RS lidera número de registros no país

Apesar da queda observada em 2023, o Rio Grande do Sul segue liderando com folga o ranking nacional de registros de armas. Após o Estado, Espírito Santo (3.897) e Goiás (1.456) completam a parte de cima da lista (veja no gráfico abaixo). Fontes ouvidas pela reportagem afirmam que é difícil elencar dados que justifiquem a dianteira dos gaúchos no ano passado.

O chefe da Delegacia de Controle de Armas e Produtos Químicos da PF no Estado reforça a dificuldade em achar motivos mais técnicos para explicar esse cenário. Aguiar afirma que questões culturais são alguns dos fatores que podem ajudar a entender a colocação do RS:

— Conversando com colegas e por morar aqui no Rio Grande do Sul vejo que existe uma questão mais cultural. O cidadão gaúcho culturalmente tem o costume de querer ter a arma. Pessoal que mora em zona rural também busca muito a posse da arma para se defender.

Autorização para CACs

Suspensa pelo governo Lula desde janeiro de 2023, a autorização para novos Caçadores, Atiradores Esportivos e Colecionadores de Armas (CACs) deve ser retomada a partir deste mês de janeiro, conforme portaria publicada no fim do ano passado.

O documento do Exército estipula uma série de especificações sobre o acesso de civis aos chamados produtos controlados.
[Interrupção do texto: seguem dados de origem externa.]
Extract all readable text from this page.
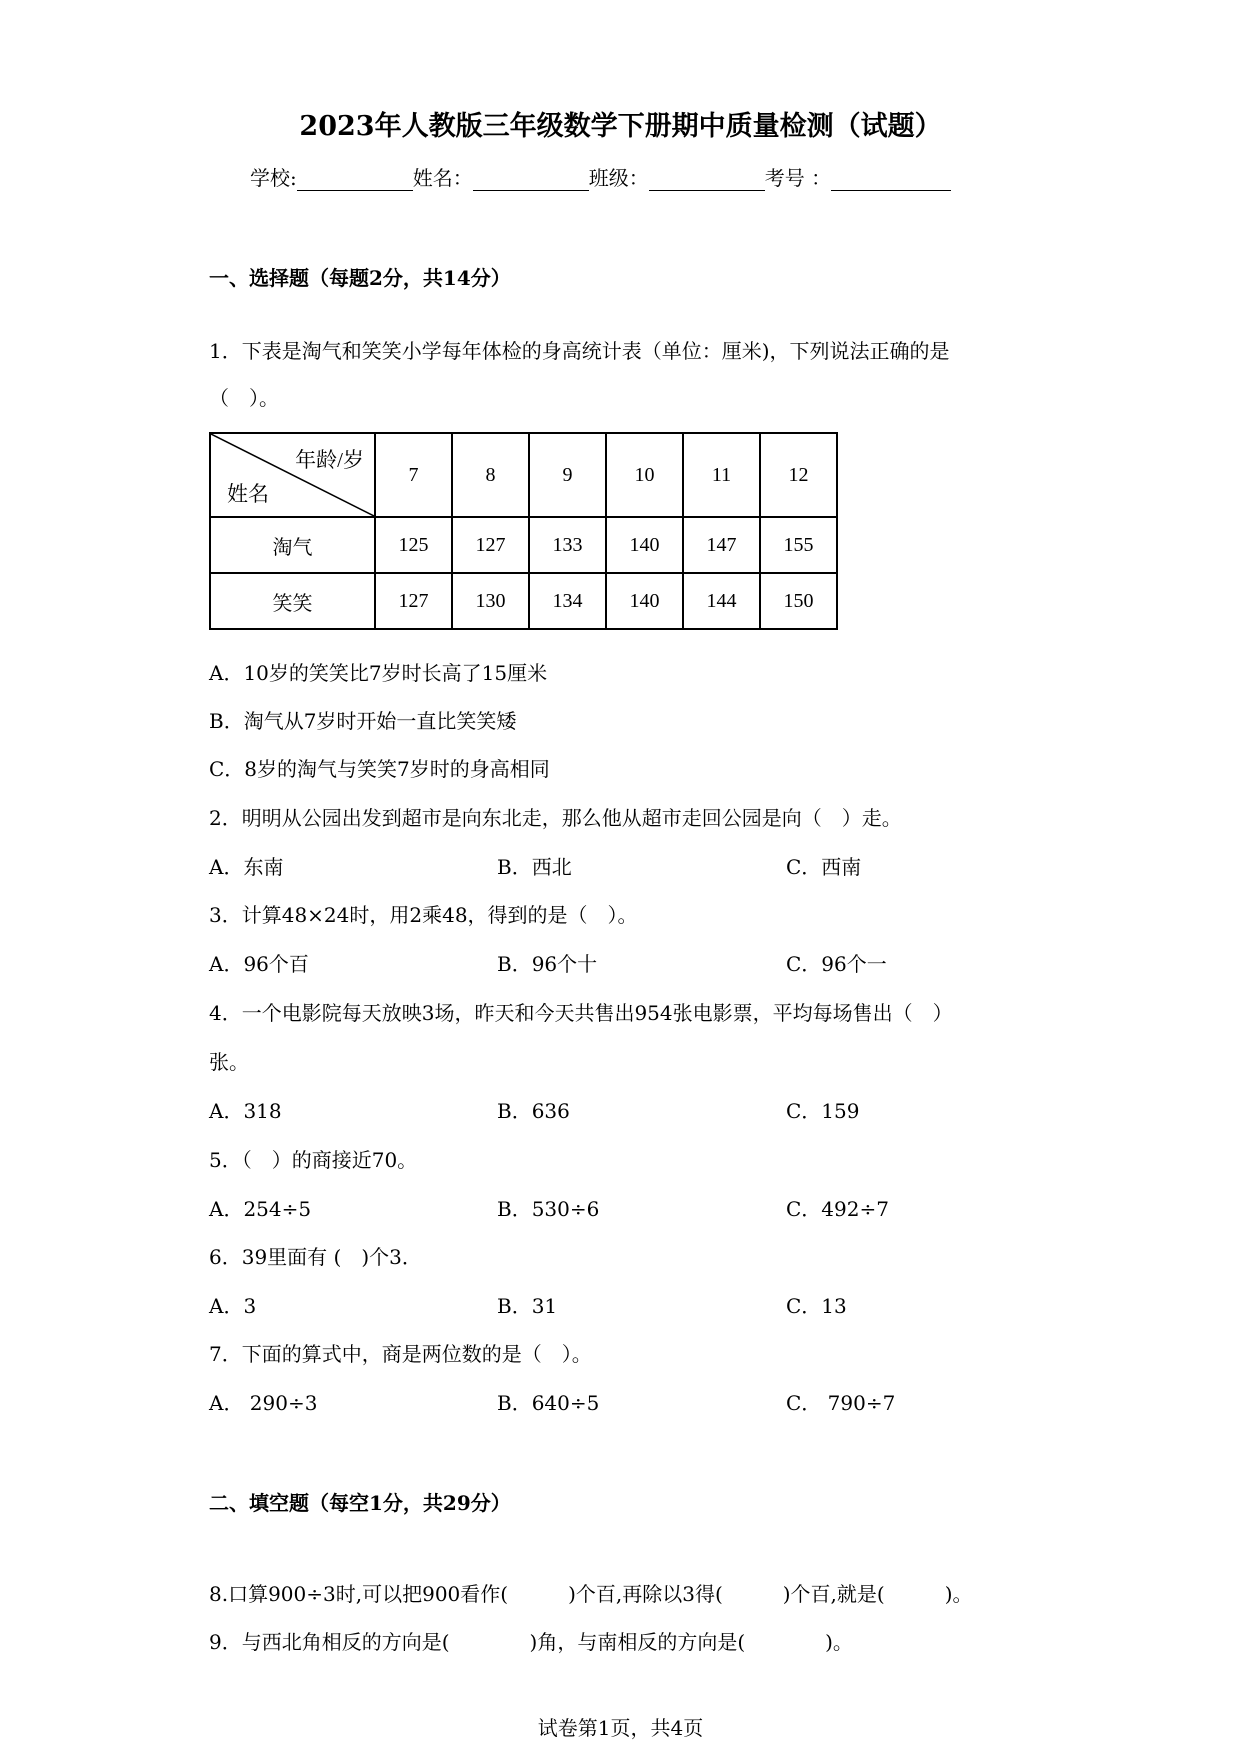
2023年人教版三年级数学下册期中质量检测（试题）
学校:	姓名：	班级：	考号 ：
一、选择题（每题2分，共14分）
1．下表是淘气和笑笑小学每年体检的身高统计表（单位：厘米)，下列说法正确的是
（　）。
年龄/岁
姓名	7	8	9	10	11	12
淘气	125	127	133	140	147	155
笑笑	127	130	134	140	144	150
A．10岁的笑笑比7岁时长高了15厘米
B．淘气从7岁时开始一直比笑笑矮
C．8岁的淘气与笑笑7岁时的身高相同
2．明明从公园出发到超市是向东北走，那么他从超市走回公园是向（　）走。
A．东南	B．西北	C．西南
3．计算48×24时，用2乘48，得到的是（　）。
A．96个百	B．96个十	C．96个一
4．一个电影院每天放映3场，昨天和今天共售出954张电影票，平均每场售出（　）
张。
A．318	B．636	C．159
5．（　）的商接近70。
A．254÷5	B．530÷6	C．492÷7
6．39里面有 (　)个3．
A．3	B．31	C．13
7．下面的算式中，商是两位数的是（　）。
A． 290÷3	B．640÷5	C． 790÷7
二、填空题（每空1分，共29分）
8.口算900÷3时,可以把900看作(　　　)个百,再除以3得(　　　)个百,就是(　　　)。
9．与西北角相反的方向是(　　　　)角，与南相反的方向是(　　　　)。
试卷第1页，共4页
Uma das principais mudanças ocorre no prazo de validade dos Certificados de Registro (CRs). Na gestão de Jair Bolsonaro, o prazo era de 10 anos. Agora, os documentos precisarão ser renovados a cada três anos.

A fiscalização de CACs será transferida do Exército para a PF ao longo de 2024 com data limite prevista para janeiro de 2025, conforme planejamento firmado em acordo de cooperação técnica entre os dois órgãos ainda no ano passado.

Principais mudanças

Como era

  • Até quatro armas de uso permitido, sem necessidade de comprovação da efetiva necessidade, com possibilidade de ampliação do limite;
  • Até 200 munições por arma, por ano (chegou a 600 munições).

Como é

  • Até duas armas de uso permitido, com comprovação de efetiva necessidade;
  • Até 50 munições por arma, por ano.